Following the completion of renovations in 2011, the stadium’s prior capacity of 60,031 spectators was reduced to 42,000. The final capacity climbed to 67,000 once it was completed in August of 2014, just in time for France to host the UEFA Euro 2016 tournament. The club’s annual revenue of €130.5 million put it at position 23 on the list of highest-grossing businesses around the world in 2015.


René Dufaure de Montmirail, the creator of the club, designed the first badge by drawing inspiration from his personal seal, which had the letters “D” and “M” interwoven with one another. The club’s motto, “Droit au but,” originates from the days when rugby was the primary sport played by the club, back when it was known as the “Football Club of Marseille.” The first version of the club’s emblem was an ornate letter “M” placed over a lowercase letter “O,” with the club motto draped across the glyph. The symbol remained in use for the next three decades, up until 1935, when it was replaced with an art deco shield featuring a single letter “M” enclosed within the letter “O.” In 1972, OM undertook a complete makeover of their emblem, opting instead to use an intricate “M” letterform. The club re-adopted its first emblem in 1986; during the course of the subsequent couple decades, the logo saw some minor changes, culminating in the addition of a star in 1993 to honor the club’s victory in the UEFA Champions League.

Credit: Logos-world.net

A variation with a golden “O” and a turquoise “M” was used to commemorate the club’s 100th anniversary in 1999; a similar logo honoring the club’s 110th anniversary was used during the 2009–10 season. The club’s 100th anniversary was in 1999. The most recent iteration was shown off to the public on February 17, 2004; the “O” and “M” are portrayed as a single unit in turquoise without shading or borders, and the logo is topped off with a golden star that represents the club’s triumph in the Champions League and sits above. The motto of the club, “Droit Au But,” which translates to “Straight to the Goal” in French, is also rendered in gold and can be found under the badge.


Frank H. McCourt Jr. is an American businessman, the chairman of McCourt LP, the chairman and CEO of McCourt Global, and the current owner of the Los Angeles Marathon and the football team Olympique de Marseille. Frank H. McCourt Jr. was born on August 14, 1953. Between the years 2004 and 2012, he was the owner of the Los Angeles Dodgers and served as chairman of the board for Dodger Stadium.

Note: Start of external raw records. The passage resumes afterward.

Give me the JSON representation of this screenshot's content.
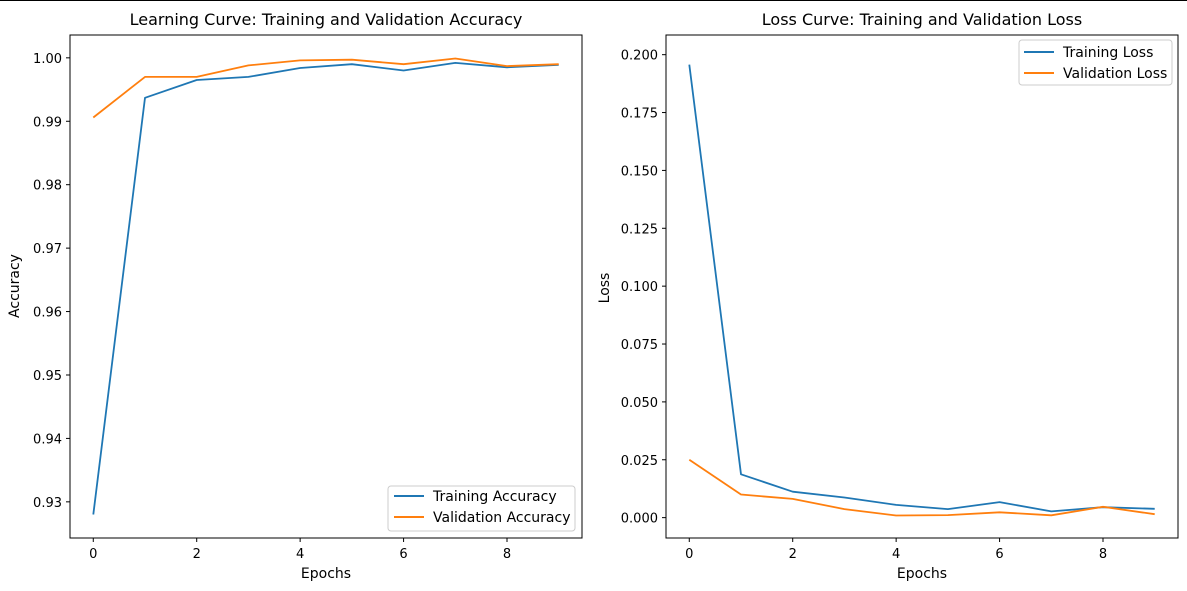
{
  "colors": {
    "training": "#1f77b4",
    "validation": "#ff7f0e",
    "axes": "#000000",
    "background": "#ffffff"
  },
  "chart_data": [
    {
      "type": "line",
      "title": "Learning Curve: Training and Validation Accuracy",
      "xlabel": "Epochs",
      "ylabel": "Accuracy",
      "x": [
        0,
        1,
        2,
        3,
        4,
        5,
        6,
        7,
        8,
        9
      ],
      "xlim": [
        -0.45,
        9.45
      ],
      "ylim": [
        0.9243,
        1.0036
      ],
      "xticks": [
        0,
        2,
        4,
        6,
        8
      ],
      "yticks": [
        0.93,
        0.94,
        0.95,
        0.96,
        0.97,
        0.98,
        0.99,
        1.0
      ],
      "ytick_labels": [
        "0.93",
        "0.94",
        "0.95",
        "0.96",
        "0.97",
        "0.98",
        "0.99",
        "1.00"
      ],
      "grid": false,
      "legend_position": "lower-right",
      "series": [
        {
          "name": "Training Accuracy",
          "color": "#1f77b4",
          "values": [
            0.928,
            0.9937,
            0.9965,
            0.997,
            0.9984,
            0.999,
            0.998,
            0.9992,
            0.9985,
            0.9989
          ]
        },
        {
          "name": "Validation Accuracy",
          "color": "#ff7f0e",
          "values": [
            0.9906,
            0.997,
            0.997,
            0.9988,
            0.9996,
            0.9997,
            0.999,
            0.9999,
            0.9987,
            0.999
          ]
        }
      ]
    },
    {
      "type": "line",
      "title": "Loss Curve: Training and Validation Loss",
      "xlabel": "Epochs",
      "ylabel": "Loss",
      "x": [
        0,
        1,
        2,
        3,
        4,
        5,
        6,
        7,
        8,
        9
      ],
      "xlim": [
        -0.45,
        9.45
      ],
      "ylim": [
        -0.0088,
        0.2085
      ],
      "xticks": [
        0,
        2,
        4,
        6,
        8
      ],
      "yticks": [
        0.0,
        0.025,
        0.05,
        0.075,
        0.1,
        0.125,
        0.15,
        0.175,
        0.2
      ],
      "ytick_labels": [
        "0.000",
        "0.025",
        "0.050",
        "0.075",
        "0.100",
        "0.125",
        "0.150",
        "0.175",
        "0.200"
      ],
      "grid": false,
      "legend_position": "upper-right",
      "series": [
        {
          "name": "Training Loss",
          "color": "#1f77b4",
          "values": [
            0.1957,
            0.0187,
            0.0112,
            0.0087,
            0.0055,
            0.0037,
            0.0067,
            0.0027,
            0.0045,
            0.0038
          ]
        },
        {
          "name": "Validation Loss",
          "color": "#ff7f0e",
          "values": [
            0.025,
            0.01,
            0.0081,
            0.0037,
            0.0009,
            0.0011,
            0.0023,
            0.001,
            0.0047,
            0.0015
          ]
        }
      ]
    }
  ]
}
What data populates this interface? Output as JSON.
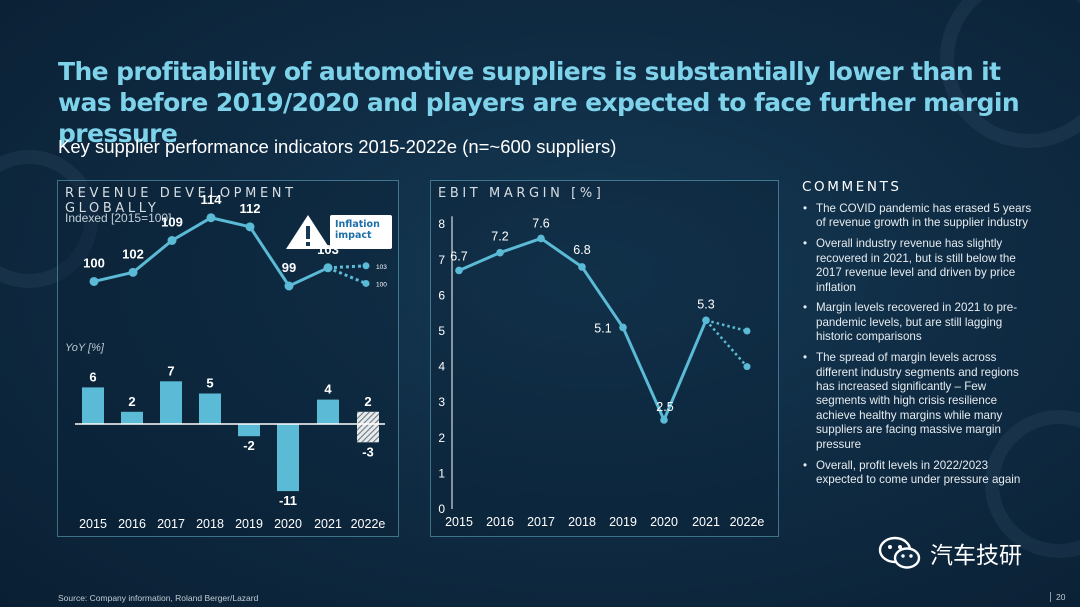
{
  "title": "The profitability of automotive suppliers is substantially lower than it was before 2019/2020 and players are expected to face further margin pressure",
  "subtitle": "Key supplier performance indicators 2015-2022e (n=~600 suppliers)",
  "revenue_panel": {
    "title": "REVENUE DEVELOPMENT GLOBALLY",
    "index_label": "Indexed [2015=100]",
    "yoy_label": "YoY [%]",
    "inflation_label": "Inflation impact"
  },
  "ebit_panel": {
    "title": "EBIT MARGIN [%]"
  },
  "comments": {
    "title": "COMMENTS",
    "items": [
      "The COVID pandemic has erased 5 years of revenue growth in the supplier industry",
      "Overall industry revenue has slightly recovered in 2021, but is still below the 2017 revenue level and driven by price inflation",
      "Margin levels recovered in 2021 to pre-pandemic levels, but are still lagging historic comparisons",
      "The spread of margin levels across different industry segments and regions has increased significantly – Few segments with high crisis resilience achieve healthy margins while many suppliers are facing massive margin pressure",
      "Overall, profit levels in 2022/2023 expected to come under pressure again"
    ]
  },
  "source": "Source: Company information, Roland Berger/Lazard",
  "page_number": "20",
  "watermark": "汽车技研",
  "colors": {
    "accent": "#5bbad5",
    "title": "#7ed3ea",
    "background": "#0f2c44"
  },
  "chart_data": [
    {
      "type": "line",
      "title": "REVENUE DEVELOPMENT GLOBALLY",
      "ylabel": "Indexed [2015=100]",
      "categories": [
        "2015",
        "2016",
        "2017",
        "2018",
        "2019",
        "2020",
        "2021",
        "2022e"
      ],
      "values": [
        100,
        102,
        109,
        114,
        112,
        99,
        103,
        null
      ],
      "labels": [
        "100",
        "102",
        "109",
        "114",
        "112",
        "99",
        "103"
      ],
      "forecast": {
        "x": "2022e",
        "values": [
          103,
          100
        ],
        "labels": [
          "103",
          "100"
        ]
      }
    },
    {
      "type": "bar",
      "title": "YoY [%]",
      "categories": [
        "2015",
        "2016",
        "2017",
        "2018",
        "2019",
        "2020",
        "2021",
        "2022e"
      ],
      "values": [
        6,
        2,
        7,
        5,
        -2,
        -11,
        4,
        2
      ],
      "labels": [
        "6",
        "2",
        "7",
        "5",
        "-2",
        "-11",
        "4",
        "2"
      ],
      "forecast_range": {
        "x": "2022e",
        "high": 2,
        "low": -3,
        "labels": [
          "2",
          "-3"
        ]
      }
    },
    {
      "type": "line",
      "title": "EBIT MARGIN [%]",
      "categories": [
        "2015",
        "2016",
        "2017",
        "2018",
        "2019",
        "2020",
        "2021",
        "2022e"
      ],
      "values": [
        6.7,
        7.2,
        7.6,
        6.8,
        5.1,
        2.5,
        5.3,
        null
      ],
      "labels": [
        "6.7",
        "7.2",
        "7.6",
        "6.8",
        "5.1",
        "2.5",
        "5.3"
      ],
      "forecast": {
        "x": "2022e",
        "values": [
          5.0,
          4.0
        ]
      },
      "yticks": [
        "0",
        "1",
        "2",
        "3",
        "4",
        "5",
        "6",
        "7",
        "8"
      ],
      "ylim": [
        0,
        8
      ]
    }
  ]
}
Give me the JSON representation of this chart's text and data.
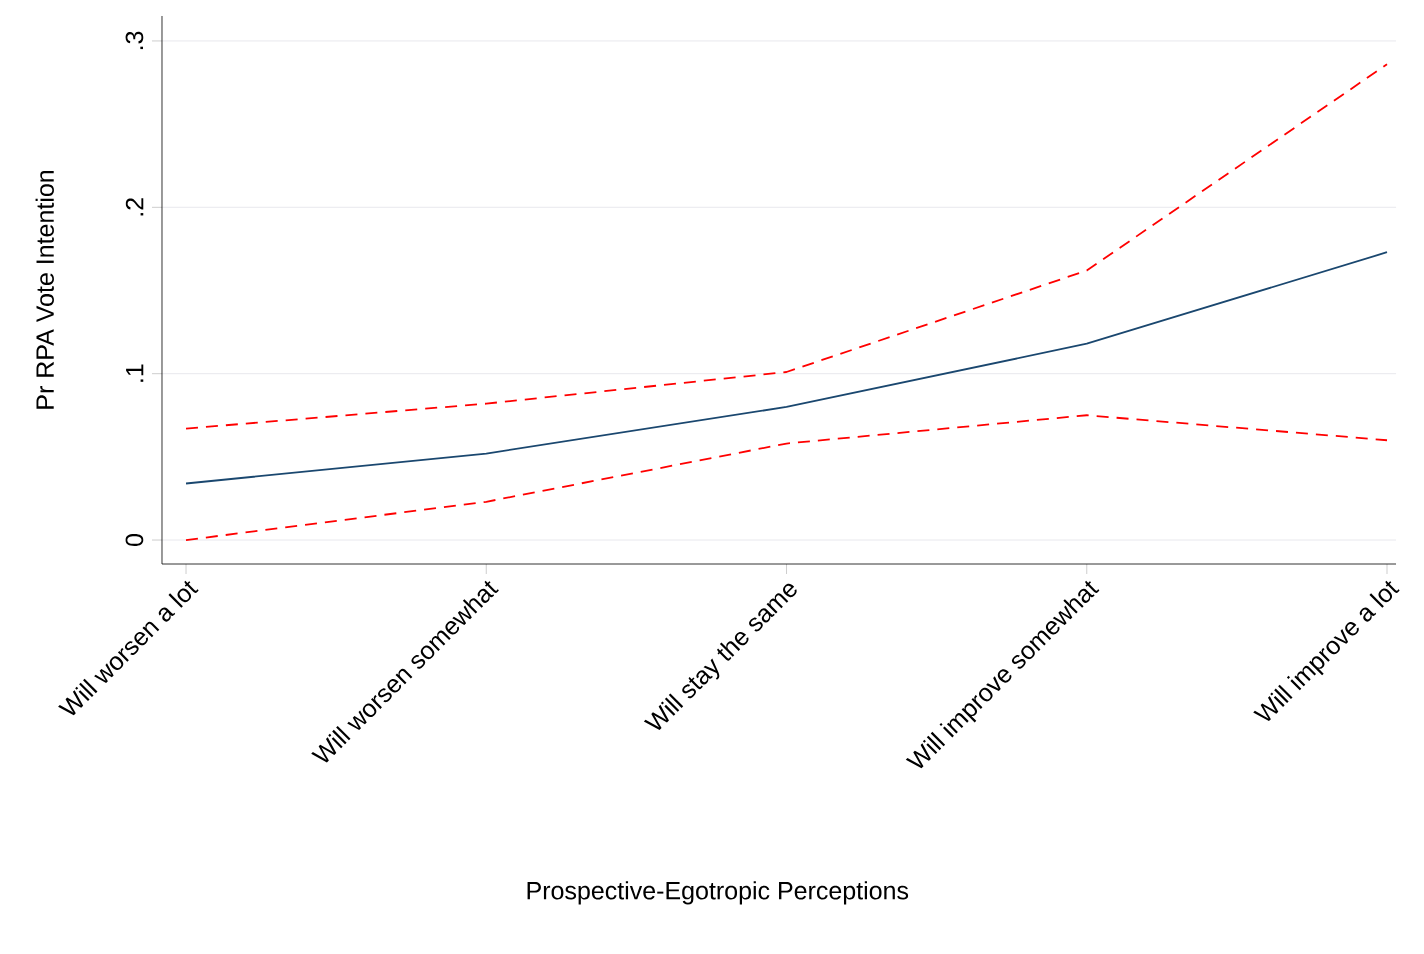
{
  "chart_data": {
    "type": "line",
    "xlabel": "Prospective-Egotropic Perceptions",
    "ylabel": "Pr RPA Vote Intention",
    "categories": [
      "Will worsen a lot",
      "Will worsen somewhat",
      "Will stay the same",
      "Will improve somewhat",
      "Will improve a lot"
    ],
    "series": [
      {
        "color": "#1a476f",
        "line_style": "solid",
        "values": [
          0.034,
          0.052,
          0.08,
          0.118,
          0.173
        ]
      },
      {
        "color": "#ff0000",
        "line_style": "dashed",
        "values": [
          0.067,
          0.082,
          0.101,
          0.162,
          0.286
        ]
      },
      {
        "color": "#ff0000",
        "line_style": "dashed",
        "values": [
          0.0,
          0.023,
          0.058,
          0.075,
          0.06
        ]
      }
    ],
    "ylim": [
      -0.0144,
      0.315
    ],
    "yticks": [
      {
        "value": 0,
        "label": "0"
      },
      {
        "value": 0.1,
        "label": ".1"
      },
      {
        "value": 0.2,
        "label": ".2"
      },
      {
        "value": 0.3,
        "label": ".3"
      }
    ],
    "grid": "y",
    "marker": "none"
  }
}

In 2004, he made a deal with the Fox Entertainment Group, which was then owned by Rupert Murdoch’s News Corporation, to purchase a majority interest in the Los Angeles Dodgers. Before buying the Dodgers and relocating to Los Angeles, Frank McCourt worked as a real estate developer in Boston. His family was based in Brookline, which is also located in the state of Massachusetts.

In 2013, he made a gift of one hundred million dollars to Georgetown University in order to establish the McCourt School of Public Policy, which is the university’s ninth school. During a press conference that was held with McCourt on August 29, 2016, Margarita Louis-Dreyfus, who was the owner of the French Ligue 1 club Olympique de Marseille, and Jean-Claude Gaudin, the mayor of Marseille, stated that McCourt had agreed to purchase Olympique de Marseille. McCourt was also present at the press conference. On October 17, 2016, the transaction was successfully concluded in Paris.